In erster Linie male ich für mich. Es ist ein befriedigendes Gefühl, wenn man mit seinem Tun übereinstimmt und ein Werk zum Abschluss bringt. Was aber nicht heißt, dass das Malen reine Freude ist. Es ist immer auch eine intensive Auseinandersetzung mit dem, was man auf die Leinwand bringt. Und Auseinandersetzung heißt auch Ringen ..., da kann durchaus auch Frust aufkommen. Der ist aber vergessen, wenn ich am Ende zufrieden bin und das Malen von der Hand geht. Und natürlich ist jedes Bild auch Kommunikation, da es ja etwas mitteilt. Es muss mit mir sprechen, und wenn es auch andere anspricht - umso besser! Schließlich ist es ja schön, seine Gaben zu teilen.

Welche Umstände brauchst du zum Arbeiten?

Da ich mittlerweile ein eigenes Atelier habe, sind die Vorausetzungen für ein schnelles Eintauchen in die Arbeit gut gegeben.

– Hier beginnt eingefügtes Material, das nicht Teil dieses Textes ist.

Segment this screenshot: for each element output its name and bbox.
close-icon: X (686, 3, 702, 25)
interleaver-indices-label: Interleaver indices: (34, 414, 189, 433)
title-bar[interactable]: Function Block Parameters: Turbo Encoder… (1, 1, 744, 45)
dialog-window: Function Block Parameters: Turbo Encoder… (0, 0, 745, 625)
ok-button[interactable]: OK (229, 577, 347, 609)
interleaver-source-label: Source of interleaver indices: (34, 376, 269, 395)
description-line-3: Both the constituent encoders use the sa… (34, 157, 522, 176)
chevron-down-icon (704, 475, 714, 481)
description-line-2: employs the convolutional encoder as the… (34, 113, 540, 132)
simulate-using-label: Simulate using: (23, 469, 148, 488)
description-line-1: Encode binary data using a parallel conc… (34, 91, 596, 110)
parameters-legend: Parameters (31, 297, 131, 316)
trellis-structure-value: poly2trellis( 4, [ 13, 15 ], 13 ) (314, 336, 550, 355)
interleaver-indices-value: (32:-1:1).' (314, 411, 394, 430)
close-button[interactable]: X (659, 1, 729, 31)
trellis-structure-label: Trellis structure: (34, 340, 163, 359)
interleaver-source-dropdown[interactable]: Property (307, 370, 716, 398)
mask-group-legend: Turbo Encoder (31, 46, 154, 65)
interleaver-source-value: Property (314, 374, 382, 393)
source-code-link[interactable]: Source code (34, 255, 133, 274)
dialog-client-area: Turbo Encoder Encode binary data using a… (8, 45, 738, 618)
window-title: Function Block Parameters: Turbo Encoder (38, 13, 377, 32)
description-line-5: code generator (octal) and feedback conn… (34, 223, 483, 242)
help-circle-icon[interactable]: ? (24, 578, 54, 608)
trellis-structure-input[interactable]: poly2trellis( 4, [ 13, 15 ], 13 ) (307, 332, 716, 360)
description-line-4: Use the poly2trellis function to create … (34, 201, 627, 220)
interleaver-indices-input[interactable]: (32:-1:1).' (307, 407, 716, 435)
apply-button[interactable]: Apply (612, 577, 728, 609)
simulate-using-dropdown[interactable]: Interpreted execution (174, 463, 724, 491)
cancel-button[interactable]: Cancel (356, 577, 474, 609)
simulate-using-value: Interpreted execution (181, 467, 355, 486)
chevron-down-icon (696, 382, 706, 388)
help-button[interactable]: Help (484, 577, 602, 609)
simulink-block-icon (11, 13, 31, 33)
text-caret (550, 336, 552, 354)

Was drückst du aus, was bewegt dich?

Die Motive kommen unterschiedlich zustande. Manchmal möchte ich ein vorhandenes Gefühl zum Ausdruck bringen, manchmal einen optischen Eindruck durch mich wiedergeben, und manchmal fange ich einfach an und schaue, was sich da zeigen will. Auch darauf muss man sich einlassen können.
So ist zum Beispiel im letzten Februar, kurz vor dem Ende meines Berufslebens und kurz vor dem Ausbruch der Pandemie in unserem Lande, ein Bild entstanden, dass die Bedrohung schon vorwegnimmt, aber auch Stellen des Lichtblicks offen lässt. Eigentlich wollte ich es nicht ausstellen, denn es fällt ein wenig aus dem Rahmen. Aber nun habe ich vielleicht neugierig gemacht und ich denke noch mal drüber nach.

Und natürlich hatte ich im zurückliegenden Jahr pandemiebedingt wenig Kontakt mit Interessierten und so freue ich mich besonders, meine Bilder in dieser schönen Räumlichkeit zeigen zu können und in den Austausch zu kommen.

Danke, liebe Brigitte, wir freuen uns auf deine Werke.

Die Ausstellung ist Mittwoch und Samstag von 10 bis 13 Uhr und vor und nach allen Kulturveranstaltungen in der Petrus-Kirche, Oberhofer Platz, 12209 Berlin zu sehen.